Magdalen frowned, and drew back a step. The captain was not a man to be daunted by a cold reception. He tucked his umbrella under his arm and jocosely spelled his name for her further enlightenment. “W, R, A, double G, E—Wragge,” said the captain, ticking off the letters persuasively on his fingers.
“I remember your name,” said Magdalen. “Excuse me for leaving you abruptly. I have an engagement.”
She tried to pass him and walk on northward toward the railway. He instantly met the attempt by raising both hands, and displaying a pair of darned black gloves outspread in polite protest.

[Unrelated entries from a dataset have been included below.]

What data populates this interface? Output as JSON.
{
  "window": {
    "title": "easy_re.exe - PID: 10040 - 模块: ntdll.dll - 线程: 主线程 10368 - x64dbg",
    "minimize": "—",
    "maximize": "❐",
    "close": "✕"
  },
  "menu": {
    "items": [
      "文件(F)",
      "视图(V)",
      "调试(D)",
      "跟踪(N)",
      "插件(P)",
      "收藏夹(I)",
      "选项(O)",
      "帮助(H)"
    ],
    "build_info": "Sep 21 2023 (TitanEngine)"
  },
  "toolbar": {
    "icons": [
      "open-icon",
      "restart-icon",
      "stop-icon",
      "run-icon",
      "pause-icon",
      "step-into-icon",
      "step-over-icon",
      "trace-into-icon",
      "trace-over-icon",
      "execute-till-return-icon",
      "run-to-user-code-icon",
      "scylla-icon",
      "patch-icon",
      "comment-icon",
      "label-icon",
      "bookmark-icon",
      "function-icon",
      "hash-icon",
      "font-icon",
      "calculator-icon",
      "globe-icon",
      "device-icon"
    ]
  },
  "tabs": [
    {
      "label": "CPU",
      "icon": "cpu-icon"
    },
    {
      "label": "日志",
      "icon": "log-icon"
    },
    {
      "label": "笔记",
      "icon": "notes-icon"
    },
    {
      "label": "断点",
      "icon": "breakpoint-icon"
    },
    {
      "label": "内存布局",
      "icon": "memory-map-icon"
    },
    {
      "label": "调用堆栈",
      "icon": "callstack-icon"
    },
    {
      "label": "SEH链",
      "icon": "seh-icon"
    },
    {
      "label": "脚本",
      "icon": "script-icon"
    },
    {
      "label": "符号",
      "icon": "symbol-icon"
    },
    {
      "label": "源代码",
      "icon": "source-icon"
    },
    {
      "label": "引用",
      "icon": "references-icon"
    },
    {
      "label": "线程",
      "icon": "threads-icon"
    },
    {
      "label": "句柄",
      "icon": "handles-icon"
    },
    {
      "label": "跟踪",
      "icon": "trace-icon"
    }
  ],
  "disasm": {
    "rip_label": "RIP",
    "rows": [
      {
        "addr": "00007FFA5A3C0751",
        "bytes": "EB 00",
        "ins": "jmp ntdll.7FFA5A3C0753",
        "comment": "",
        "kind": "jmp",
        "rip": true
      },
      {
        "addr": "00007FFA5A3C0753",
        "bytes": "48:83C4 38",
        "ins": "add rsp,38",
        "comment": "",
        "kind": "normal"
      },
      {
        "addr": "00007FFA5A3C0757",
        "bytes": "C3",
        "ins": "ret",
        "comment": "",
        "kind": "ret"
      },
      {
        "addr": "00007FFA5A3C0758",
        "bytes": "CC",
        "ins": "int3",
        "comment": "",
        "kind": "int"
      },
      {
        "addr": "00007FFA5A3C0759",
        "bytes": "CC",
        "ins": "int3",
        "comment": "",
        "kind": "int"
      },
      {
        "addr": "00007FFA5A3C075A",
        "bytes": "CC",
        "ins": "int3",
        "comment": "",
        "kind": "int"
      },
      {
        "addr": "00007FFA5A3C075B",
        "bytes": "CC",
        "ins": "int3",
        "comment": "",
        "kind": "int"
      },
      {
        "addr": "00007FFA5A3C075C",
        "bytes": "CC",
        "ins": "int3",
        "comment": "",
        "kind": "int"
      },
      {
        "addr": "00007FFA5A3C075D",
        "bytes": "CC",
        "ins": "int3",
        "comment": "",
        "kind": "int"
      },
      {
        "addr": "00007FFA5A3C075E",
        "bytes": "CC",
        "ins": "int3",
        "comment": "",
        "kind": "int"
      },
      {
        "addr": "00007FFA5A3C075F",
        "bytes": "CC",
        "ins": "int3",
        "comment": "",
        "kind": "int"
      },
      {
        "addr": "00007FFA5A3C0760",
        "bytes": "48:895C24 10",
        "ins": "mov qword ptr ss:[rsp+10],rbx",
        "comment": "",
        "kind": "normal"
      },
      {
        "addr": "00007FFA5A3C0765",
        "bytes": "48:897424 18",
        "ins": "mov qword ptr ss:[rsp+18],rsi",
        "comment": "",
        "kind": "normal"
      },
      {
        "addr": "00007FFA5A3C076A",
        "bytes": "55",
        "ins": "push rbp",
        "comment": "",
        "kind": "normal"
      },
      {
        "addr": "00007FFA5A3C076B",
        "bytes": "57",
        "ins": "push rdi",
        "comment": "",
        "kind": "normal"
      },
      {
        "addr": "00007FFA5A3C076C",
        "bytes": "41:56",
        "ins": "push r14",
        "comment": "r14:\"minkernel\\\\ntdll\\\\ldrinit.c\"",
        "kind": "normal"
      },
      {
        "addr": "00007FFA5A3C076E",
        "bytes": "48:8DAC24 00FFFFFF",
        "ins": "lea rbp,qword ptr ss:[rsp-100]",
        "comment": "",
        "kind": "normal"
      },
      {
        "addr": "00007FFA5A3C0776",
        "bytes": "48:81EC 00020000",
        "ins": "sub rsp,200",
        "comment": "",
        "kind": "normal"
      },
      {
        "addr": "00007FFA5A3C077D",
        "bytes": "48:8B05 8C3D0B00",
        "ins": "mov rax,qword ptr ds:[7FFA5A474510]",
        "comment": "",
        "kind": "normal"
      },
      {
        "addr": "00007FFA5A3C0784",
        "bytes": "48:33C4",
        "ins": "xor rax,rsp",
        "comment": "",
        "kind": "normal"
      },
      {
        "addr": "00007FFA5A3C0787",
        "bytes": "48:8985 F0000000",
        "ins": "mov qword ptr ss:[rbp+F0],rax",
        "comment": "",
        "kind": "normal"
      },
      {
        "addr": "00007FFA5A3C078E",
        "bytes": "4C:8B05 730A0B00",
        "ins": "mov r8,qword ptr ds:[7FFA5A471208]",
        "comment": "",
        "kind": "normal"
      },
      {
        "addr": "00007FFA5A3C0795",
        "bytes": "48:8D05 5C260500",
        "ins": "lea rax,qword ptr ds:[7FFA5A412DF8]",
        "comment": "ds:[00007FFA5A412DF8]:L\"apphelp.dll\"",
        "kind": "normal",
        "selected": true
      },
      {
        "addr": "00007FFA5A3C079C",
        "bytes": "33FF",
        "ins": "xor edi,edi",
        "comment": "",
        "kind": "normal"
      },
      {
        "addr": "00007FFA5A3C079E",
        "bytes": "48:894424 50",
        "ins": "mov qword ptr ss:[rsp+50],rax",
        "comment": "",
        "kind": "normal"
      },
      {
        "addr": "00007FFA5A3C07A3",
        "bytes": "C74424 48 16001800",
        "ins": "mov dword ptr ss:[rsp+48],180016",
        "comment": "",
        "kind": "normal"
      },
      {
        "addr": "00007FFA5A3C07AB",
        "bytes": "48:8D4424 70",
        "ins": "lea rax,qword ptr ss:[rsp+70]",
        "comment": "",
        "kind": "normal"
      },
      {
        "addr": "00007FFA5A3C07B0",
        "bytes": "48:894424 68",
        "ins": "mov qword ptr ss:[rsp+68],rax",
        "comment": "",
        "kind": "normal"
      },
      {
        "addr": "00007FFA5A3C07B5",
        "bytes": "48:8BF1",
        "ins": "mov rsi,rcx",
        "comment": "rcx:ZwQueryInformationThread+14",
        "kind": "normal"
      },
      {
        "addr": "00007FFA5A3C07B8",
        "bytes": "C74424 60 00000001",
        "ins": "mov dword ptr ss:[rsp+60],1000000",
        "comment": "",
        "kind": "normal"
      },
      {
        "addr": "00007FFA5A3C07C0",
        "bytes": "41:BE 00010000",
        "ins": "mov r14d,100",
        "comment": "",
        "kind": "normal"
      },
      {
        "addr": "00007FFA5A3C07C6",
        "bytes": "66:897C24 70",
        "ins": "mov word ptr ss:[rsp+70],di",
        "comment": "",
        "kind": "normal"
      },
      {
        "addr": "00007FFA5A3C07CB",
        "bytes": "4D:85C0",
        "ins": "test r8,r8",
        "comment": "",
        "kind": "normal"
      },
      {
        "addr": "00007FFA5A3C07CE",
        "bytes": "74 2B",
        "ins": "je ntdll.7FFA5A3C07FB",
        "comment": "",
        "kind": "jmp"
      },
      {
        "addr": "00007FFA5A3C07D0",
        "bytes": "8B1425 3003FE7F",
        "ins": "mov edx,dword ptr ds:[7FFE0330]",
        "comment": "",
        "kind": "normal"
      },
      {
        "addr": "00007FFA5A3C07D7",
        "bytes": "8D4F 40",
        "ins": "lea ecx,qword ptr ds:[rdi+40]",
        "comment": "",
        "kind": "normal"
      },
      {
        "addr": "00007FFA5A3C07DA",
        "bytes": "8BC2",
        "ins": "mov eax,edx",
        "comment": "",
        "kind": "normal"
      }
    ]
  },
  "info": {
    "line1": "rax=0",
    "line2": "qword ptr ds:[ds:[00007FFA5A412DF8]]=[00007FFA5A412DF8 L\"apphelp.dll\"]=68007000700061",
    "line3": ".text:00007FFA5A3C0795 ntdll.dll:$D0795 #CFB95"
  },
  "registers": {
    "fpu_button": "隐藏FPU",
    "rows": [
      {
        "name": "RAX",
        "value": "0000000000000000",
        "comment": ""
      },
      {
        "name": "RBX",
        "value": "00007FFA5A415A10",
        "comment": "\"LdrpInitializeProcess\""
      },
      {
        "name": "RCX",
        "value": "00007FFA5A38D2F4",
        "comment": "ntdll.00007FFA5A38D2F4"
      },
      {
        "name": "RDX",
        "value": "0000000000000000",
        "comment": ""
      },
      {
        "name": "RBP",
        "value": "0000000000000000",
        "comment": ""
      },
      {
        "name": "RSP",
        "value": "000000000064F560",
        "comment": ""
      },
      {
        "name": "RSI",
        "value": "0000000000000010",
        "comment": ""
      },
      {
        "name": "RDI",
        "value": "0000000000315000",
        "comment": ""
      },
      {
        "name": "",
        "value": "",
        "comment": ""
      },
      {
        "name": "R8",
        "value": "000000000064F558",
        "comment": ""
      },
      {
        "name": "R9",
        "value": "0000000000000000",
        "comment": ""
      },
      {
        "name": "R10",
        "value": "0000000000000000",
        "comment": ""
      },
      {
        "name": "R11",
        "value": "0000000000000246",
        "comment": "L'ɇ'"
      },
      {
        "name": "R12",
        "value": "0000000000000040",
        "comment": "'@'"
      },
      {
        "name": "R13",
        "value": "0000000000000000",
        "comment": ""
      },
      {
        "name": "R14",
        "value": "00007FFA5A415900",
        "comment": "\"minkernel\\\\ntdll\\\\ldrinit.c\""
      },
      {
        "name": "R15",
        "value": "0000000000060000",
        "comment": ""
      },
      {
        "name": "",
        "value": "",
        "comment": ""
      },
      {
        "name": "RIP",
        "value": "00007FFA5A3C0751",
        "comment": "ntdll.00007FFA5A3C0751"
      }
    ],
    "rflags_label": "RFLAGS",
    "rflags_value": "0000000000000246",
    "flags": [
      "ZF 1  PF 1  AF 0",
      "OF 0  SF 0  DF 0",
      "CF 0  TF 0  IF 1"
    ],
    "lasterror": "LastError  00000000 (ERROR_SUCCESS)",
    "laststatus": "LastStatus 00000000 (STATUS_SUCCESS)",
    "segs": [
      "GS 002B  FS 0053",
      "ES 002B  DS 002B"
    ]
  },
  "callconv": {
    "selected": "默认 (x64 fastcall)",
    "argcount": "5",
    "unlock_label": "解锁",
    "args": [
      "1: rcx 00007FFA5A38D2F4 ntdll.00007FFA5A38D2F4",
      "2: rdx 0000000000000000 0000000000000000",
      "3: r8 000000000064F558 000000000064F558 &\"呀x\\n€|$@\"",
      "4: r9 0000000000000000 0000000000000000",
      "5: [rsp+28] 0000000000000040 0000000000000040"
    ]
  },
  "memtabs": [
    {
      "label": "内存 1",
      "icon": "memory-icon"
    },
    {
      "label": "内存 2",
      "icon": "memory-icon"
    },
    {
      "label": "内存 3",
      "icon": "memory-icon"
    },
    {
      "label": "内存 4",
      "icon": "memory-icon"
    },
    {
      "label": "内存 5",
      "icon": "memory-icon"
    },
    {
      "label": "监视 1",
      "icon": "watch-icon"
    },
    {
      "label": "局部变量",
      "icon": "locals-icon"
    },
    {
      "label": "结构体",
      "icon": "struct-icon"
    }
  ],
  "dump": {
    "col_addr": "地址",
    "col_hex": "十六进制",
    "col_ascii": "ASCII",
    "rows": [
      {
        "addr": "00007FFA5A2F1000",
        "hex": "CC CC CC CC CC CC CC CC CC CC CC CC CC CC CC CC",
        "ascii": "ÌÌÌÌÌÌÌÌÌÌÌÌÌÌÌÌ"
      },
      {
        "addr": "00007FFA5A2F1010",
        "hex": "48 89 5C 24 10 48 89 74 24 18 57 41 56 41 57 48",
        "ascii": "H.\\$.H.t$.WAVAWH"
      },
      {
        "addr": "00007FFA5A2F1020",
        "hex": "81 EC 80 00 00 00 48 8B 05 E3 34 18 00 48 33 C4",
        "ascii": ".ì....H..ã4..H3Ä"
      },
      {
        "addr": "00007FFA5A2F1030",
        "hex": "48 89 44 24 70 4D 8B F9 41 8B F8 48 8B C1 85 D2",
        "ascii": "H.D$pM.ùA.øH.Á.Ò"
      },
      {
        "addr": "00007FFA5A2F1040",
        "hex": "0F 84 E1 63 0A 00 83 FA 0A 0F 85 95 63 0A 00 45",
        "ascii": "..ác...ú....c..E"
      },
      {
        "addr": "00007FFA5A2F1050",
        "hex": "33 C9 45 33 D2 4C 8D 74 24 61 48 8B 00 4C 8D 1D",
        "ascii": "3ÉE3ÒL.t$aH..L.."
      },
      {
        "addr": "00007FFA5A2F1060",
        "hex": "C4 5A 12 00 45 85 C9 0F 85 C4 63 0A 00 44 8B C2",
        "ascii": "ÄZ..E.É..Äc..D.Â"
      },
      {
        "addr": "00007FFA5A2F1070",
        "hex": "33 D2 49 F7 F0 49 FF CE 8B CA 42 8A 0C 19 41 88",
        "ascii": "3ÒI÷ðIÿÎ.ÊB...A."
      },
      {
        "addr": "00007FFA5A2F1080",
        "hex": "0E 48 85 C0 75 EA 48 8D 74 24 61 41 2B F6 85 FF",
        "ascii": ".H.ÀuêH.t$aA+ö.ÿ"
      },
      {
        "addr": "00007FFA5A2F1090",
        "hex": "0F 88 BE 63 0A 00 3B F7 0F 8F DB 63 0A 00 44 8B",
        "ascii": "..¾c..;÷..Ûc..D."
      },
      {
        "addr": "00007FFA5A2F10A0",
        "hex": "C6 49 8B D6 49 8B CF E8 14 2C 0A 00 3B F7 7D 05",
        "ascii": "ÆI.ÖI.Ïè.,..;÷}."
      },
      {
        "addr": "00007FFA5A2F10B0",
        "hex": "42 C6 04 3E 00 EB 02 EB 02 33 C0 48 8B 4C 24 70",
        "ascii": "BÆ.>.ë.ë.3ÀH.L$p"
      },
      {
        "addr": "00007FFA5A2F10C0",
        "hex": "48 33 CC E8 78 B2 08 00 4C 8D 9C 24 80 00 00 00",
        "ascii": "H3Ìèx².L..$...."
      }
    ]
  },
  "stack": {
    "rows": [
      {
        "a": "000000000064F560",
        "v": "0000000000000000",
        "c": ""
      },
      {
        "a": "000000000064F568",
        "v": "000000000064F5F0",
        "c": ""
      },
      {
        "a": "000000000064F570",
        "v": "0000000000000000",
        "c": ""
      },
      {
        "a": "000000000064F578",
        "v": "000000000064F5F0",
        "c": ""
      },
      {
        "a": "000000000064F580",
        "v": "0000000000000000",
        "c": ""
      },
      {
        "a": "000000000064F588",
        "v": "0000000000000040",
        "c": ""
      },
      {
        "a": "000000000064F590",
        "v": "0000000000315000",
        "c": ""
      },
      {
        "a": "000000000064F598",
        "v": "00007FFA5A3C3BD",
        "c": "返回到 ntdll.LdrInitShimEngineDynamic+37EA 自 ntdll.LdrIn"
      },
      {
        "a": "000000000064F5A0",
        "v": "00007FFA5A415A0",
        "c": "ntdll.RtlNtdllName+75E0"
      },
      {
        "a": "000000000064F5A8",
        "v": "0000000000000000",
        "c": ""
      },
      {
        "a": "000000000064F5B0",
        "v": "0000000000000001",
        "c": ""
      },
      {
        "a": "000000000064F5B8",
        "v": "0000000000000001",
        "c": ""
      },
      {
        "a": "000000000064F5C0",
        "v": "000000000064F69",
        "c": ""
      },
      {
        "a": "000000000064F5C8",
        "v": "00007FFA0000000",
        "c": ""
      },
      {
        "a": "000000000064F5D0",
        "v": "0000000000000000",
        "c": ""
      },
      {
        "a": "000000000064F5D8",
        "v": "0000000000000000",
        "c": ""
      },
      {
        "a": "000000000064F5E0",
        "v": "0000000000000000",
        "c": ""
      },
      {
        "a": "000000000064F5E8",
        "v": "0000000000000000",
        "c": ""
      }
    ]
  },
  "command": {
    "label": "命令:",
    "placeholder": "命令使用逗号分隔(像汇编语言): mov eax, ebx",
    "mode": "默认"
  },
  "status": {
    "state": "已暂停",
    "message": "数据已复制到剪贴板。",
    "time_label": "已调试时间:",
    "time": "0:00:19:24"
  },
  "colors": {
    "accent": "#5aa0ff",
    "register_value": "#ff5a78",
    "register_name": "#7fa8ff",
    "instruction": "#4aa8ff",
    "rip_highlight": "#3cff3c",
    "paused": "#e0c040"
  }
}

“Not that way,” he said; “not that way, Miss Vanstone, I beg and entreat!”
“Why not?” she asked haughtily.
“Because,” answered the captain, “that is the way which leads to Mr. Huxtable’s.”
In the ungovernable astonishment of hearing his reply she suddenly bent forward, and for the first time looked him close in the face. He sustained her suspicious scrutiny with every appearance of feeling highly gratified by it. “H, U, X—Hux,” said the captain, playfully turning to the old joke: “T, A—ta, Huxta; B, L, E—ble; Huxtable.”
“What do you know about Mr. Huxtable?” she asked. “What do you mean by mentioning him to me?”
The captain’s curly lip took a new twist upward. He immediately replied, to the best practical purpose, by producing the handbill from his pocket.